Once we realized that the Cassandra JVM was scrambling to keep up with the memory pressure of a 32-host Connect cluster, we had no trouble increasing the Cassandra cluster to use more hosts, and bigger hosts. By kicking Cassandra up from using 9 2xlarge instances to 15 4xlarge, we had more than enough capacity to run Connect at-scale. We hit our 220,000 records per second hypothesis without any trouble. The cluster smoothly maintained its pattern of linear scaling, ingesting a more or less constant 220,000 events per second, creating nodes and edges. We were so close to hitting our goal of 250,000 records per second. We probably could have added just a few more hosts to reach the goal. After all, we had every indication that every host added to the cluster would add around 7,000 records per second to the cluster’s ingest rate.
We did not add just a few more hosts. We doubled the cluster size instead, hitting an EC2 resource limit imposed by AWS, but once clear of that hurdle it was smooth sailing and everything was working as hoped!
We kicked off the ingest on each of the 64 clustered thatDot Connect hosts, and immediately, it was clear we’d far exceeded our goal.

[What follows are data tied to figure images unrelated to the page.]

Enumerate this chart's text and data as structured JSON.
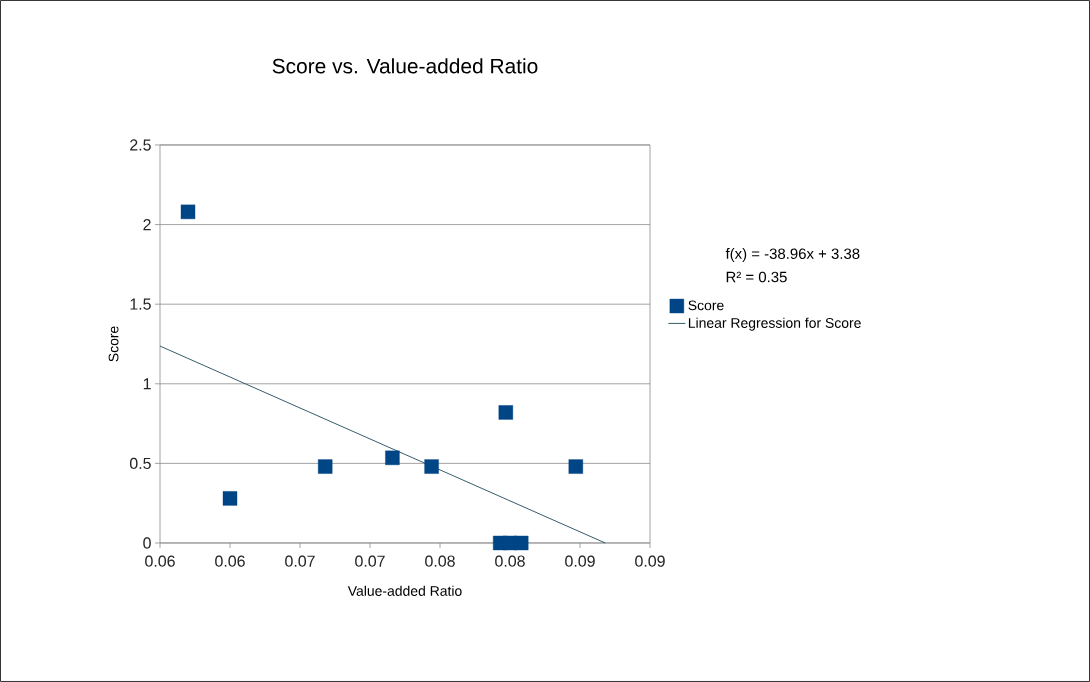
{
  "chart_data": {
    "type": "scatter",
    "title": "Score vs. Value-added Ratio",
    "xlabel": "Value-added Ratio",
    "ylabel": "Score",
    "annotations": [
      "f(x) = -38.96x + 3.38",
      "R² = 0.35"
    ],
    "series": [
      {
        "name": "Score",
        "color": "#004586",
        "marker": "square",
        "x": [
          0.057,
          0.06,
          0.0668,
          0.0716,
          0.0744,
          0.0797,
          0.0847,
          0.0793,
          0.08,
          0.0808
        ],
        "values": [
          2.08,
          0.28,
          0.48,
          0.535,
          0.48,
          0.82,
          0.48,
          0,
          0,
          0
        ]
      },
      {
        "name": "Linear Regression for Score",
        "type": "line",
        "color": "#1f4a5a",
        "marker": "none",
        "line_style": "solid",
        "x": [
          0.055,
          0.0868
        ],
        "values": [
          1.237,
          0
        ]
      }
    ],
    "xlim": [
      0.055,
      0.09
    ],
    "xticks": [
      {
        "value": 0.055,
        "label": "0.06"
      },
      {
        "value": 0.06,
        "label": "0.06"
      },
      {
        "value": 0.065,
        "label": "0.07"
      },
      {
        "value": 0.07,
        "label": "0.07"
      },
      {
        "value": 0.075,
        "label": "0.08"
      },
      {
        "value": 0.08,
        "label": "0.08"
      },
      {
        "value": 0.085,
        "label": "0.09"
      },
      {
        "value": 0.09,
        "label": "0.09"
      }
    ],
    "ylim": [
      0,
      2.5
    ],
    "yticks": [
      0,
      0.5,
      1,
      1.5,
      2,
      2.5
    ],
    "grid": "y",
    "legend": "right"
  }
}
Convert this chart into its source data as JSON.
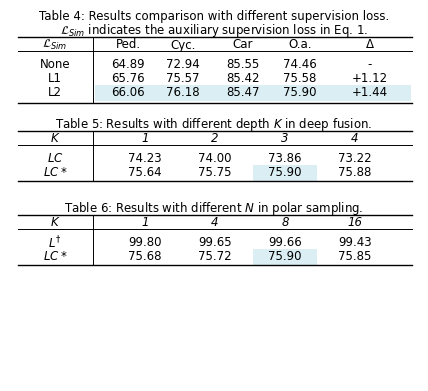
{
  "bg_color": "#ffffff",
  "highlight_color": "#daeef3",
  "fig_width": 4.28,
  "fig_height": 3.91,
  "dpi": 100,
  "table4": {
    "caption_line1": "Table 4: Results comparison with different supervision loss.",
    "caption_line2": "$\\mathcal{L}_{Sim}$ indicates the auxiliary supervision loss in Eq. 1.",
    "col_headers": [
      "$\\mathcal{L}_{Sim}$",
      "Ped.",
      "Cyc.",
      "Car",
      "O.a.",
      "$\\Delta$"
    ],
    "col_italic": [
      true,
      false,
      false,
      false,
      false,
      false
    ],
    "rows": [
      [
        "None",
        "64.89",
        "72.94",
        "85.55",
        "74.46",
        "-"
      ],
      [
        "L1",
        "65.76",
        "75.57",
        "85.42",
        "75.58",
        "+1.12"
      ],
      [
        "L2",
        "66.06",
        "76.18",
        "85.47",
        "75.90",
        "+1.44"
      ]
    ],
    "highlight_row": 2,
    "highlight_full_row": true
  },
  "table5": {
    "caption": "Table 5: Results with different depth $K$ in deep fusion.",
    "col_headers": [
      "$K$",
      "1",
      "2",
      "3",
      "4"
    ],
    "col_italic": [
      true,
      false,
      false,
      false,
      false
    ],
    "rows": [
      [
        "$LC$",
        "74.23",
        "74.00",
        "73.86",
        "73.22"
      ],
      [
        "$LC*$",
        "75.64",
        "75.75",
        "75.90",
        "75.88"
      ]
    ],
    "row_italic": [
      true,
      true
    ],
    "highlight_row": 1,
    "highlight_col": 3
  },
  "table6": {
    "caption": "Table 6: Results with different $N$ in polar sampling.",
    "col_headers": [
      "$K$",
      "1",
      "4",
      "8",
      "16"
    ],
    "col_italic": [
      true,
      false,
      false,
      false,
      false
    ],
    "rows": [
      [
        "$L^{\\dagger}$",
        "99.80",
        "99.65",
        "99.66",
        "99.43"
      ],
      [
        "$LC*$",
        "75.68",
        "75.72",
        "75.90",
        "75.85"
      ]
    ],
    "row_italic": [
      true,
      true
    ],
    "highlight_row": 1,
    "highlight_col": 3
  }
}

Linear scaling to 64 hosts had been achieved. Our initial target of 250,000 records per second was exceeded, and we maintained an ingest rate of over 425,000 log events per second, each creating a node with several properties, and most creating at least one edge to connect them into a graph. That’s over 1.1 trillion events a month.
The work continues
Of course, we’re not done. We’re always working to explore what can be done with stream processing systems at large scales, and we’re excited to offer our products to support others in their explorations.